图9是本发明提供的含有传染性法氏囊病病毒(IBDV)的基因组B节段突变体的真核表达质粒pCI-mB的酶切鉴定图谱。
图10是本发明提供的传染性法氏囊病病毒(IBDV)基因缺失株ANhe2株的细胞病变效应观察(100×)。
图11是本发明提供的传染性法氏囊病病毒(IBDV)基因缺失株ANhe2株细胞培养物的间接免疫荧光试验观察病毒结构蛋白与非结构蛋白的表达情况(100×)。
具体实施例方式
2005年10月25日保藏于中国微生物菌种保藏管理委员会普通微生物中心的大肠埃希氏菌(Escherichia coli),保藏号为CGMCCN01506和CGMCCNO1507。
实施例1本实施例描述了本发明提供的传染性法氏囊病病毒(IBDV)基因组A、B节段全长序列的获得方法,长距离RT-PCR扩增并克隆IBDV双节段基因组的整个实验过程如图1所示。

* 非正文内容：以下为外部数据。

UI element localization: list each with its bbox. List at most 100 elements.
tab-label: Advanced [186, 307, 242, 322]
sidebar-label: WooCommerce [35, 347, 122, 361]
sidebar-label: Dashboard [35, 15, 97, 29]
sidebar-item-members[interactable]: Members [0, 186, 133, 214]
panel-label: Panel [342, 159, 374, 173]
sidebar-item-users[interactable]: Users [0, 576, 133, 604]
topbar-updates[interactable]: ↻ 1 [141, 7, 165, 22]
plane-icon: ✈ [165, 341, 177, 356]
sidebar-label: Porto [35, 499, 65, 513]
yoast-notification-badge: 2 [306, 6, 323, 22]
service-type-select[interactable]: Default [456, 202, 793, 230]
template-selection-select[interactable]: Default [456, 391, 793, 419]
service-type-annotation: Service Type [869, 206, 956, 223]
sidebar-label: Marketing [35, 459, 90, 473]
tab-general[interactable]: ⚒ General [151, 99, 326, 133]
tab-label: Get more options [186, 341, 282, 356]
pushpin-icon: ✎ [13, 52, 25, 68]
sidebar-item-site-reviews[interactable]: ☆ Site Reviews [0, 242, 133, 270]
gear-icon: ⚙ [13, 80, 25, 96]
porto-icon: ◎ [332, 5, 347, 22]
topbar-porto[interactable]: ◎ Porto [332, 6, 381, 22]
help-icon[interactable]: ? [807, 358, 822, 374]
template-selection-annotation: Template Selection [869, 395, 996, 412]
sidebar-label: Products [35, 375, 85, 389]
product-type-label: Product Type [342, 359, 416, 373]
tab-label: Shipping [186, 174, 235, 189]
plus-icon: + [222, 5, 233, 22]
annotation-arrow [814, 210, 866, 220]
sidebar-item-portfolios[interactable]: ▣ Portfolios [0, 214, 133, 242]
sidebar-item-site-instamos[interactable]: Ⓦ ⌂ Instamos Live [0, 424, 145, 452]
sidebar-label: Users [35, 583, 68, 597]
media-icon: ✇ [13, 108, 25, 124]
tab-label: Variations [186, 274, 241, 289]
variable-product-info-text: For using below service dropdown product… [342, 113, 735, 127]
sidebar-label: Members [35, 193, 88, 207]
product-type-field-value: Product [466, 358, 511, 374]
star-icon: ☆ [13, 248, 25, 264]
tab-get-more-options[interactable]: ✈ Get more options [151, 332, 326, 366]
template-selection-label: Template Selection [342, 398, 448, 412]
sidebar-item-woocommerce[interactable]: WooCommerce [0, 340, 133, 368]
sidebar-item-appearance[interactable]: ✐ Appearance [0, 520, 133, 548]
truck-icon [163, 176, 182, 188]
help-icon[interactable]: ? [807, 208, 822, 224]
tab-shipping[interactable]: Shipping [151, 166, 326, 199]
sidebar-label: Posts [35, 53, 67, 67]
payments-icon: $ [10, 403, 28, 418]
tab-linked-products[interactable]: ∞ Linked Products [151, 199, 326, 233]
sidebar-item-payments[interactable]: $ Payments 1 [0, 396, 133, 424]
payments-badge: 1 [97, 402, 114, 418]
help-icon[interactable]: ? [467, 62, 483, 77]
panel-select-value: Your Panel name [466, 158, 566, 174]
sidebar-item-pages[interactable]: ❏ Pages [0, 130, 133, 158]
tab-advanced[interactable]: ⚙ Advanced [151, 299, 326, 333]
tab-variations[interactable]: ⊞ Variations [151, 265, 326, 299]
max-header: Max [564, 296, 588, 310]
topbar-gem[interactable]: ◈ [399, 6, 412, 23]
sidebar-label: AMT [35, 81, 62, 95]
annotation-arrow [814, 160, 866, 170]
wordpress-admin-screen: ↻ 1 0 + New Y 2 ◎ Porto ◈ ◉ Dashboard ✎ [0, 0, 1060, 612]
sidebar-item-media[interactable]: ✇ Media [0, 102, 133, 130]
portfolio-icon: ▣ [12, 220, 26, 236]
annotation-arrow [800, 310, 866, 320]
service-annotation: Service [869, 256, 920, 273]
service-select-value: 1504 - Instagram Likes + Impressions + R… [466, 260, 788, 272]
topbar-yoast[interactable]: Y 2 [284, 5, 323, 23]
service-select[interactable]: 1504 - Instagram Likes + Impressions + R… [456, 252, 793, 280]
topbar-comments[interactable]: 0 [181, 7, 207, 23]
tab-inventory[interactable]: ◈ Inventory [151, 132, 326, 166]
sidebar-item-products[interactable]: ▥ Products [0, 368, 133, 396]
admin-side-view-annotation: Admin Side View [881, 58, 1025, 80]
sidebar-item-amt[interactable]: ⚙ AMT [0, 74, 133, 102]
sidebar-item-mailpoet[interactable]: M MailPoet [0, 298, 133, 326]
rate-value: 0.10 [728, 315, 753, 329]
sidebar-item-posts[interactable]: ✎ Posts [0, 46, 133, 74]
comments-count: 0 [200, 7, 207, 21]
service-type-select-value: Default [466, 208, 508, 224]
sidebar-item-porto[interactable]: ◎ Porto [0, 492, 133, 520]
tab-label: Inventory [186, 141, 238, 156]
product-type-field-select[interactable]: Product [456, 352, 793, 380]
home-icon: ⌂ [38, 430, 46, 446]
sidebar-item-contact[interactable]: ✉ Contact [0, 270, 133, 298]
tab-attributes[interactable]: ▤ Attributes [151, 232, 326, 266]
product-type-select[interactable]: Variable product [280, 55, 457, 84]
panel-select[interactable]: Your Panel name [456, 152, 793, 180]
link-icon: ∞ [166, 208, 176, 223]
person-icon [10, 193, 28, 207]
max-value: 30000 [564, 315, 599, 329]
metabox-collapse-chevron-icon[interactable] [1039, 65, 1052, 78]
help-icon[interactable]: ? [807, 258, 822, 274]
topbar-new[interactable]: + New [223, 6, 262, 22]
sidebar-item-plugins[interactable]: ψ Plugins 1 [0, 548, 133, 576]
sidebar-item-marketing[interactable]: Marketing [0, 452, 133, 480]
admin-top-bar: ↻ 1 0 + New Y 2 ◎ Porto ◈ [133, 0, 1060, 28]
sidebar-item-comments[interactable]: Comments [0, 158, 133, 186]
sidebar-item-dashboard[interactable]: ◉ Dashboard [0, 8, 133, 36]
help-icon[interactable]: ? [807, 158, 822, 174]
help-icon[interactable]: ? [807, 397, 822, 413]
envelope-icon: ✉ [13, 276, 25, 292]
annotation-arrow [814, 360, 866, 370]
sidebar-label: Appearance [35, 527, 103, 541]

(一)RT-PCR扩增传染性法氏囊病病毒(IBDV)HZ2株基因组A、B节段全长序列收集传染性法氏囊病病毒(IBDV)HZ2株的鸡胚成纤维(鸡胚成纤维)细胞培养液反复冻融3次;5000rpm,4℃,5min离心,取上清;14000rpm,4℃,5min离心,取上清;上清用漏斗加至透析袋中,置于50%聚乙二醇(PEG)中,置4℃过夜,浓缩100倍;用移液器吸出浓缩后的病毒液,-20℃保存备用。
取200μl透析后的病毒液,加入一新的用DEPC处理过的0.5ml eppendorf管中;分别加入SDS和蛋白酶K至终浓度为0.5%和1mg/ml,50℃,消化2hrs;分别用等体积的酚/氯仿/异戊醇(25/24/1)、氯仿/异戊醇(24/1)抽提一次,离心取上清,加入3M NaAc至终浓度为0.3M,再加入650ml冰冷无水乙醇,上下颠倒混匀,-20℃过夜,沉淀RNA;12000rpm,4℃,离心10min,沉淀用预冷的75%乙醇漂洗;室温挥发乙醇,视沉淀量加入适量DEPC处理水,轻轻吹打混匀;经1%琼脂糖凝胶电泳鉴定后,-20℃保存备用。
针对基因组A、B节段全长序列分别设计引物,见表1,A5/A3用于扩增A节段全长序列,B5/B3用于扩增B节段全长序列。所有引物均用DEPC处理水稀释至25μM,-20℃保存备用。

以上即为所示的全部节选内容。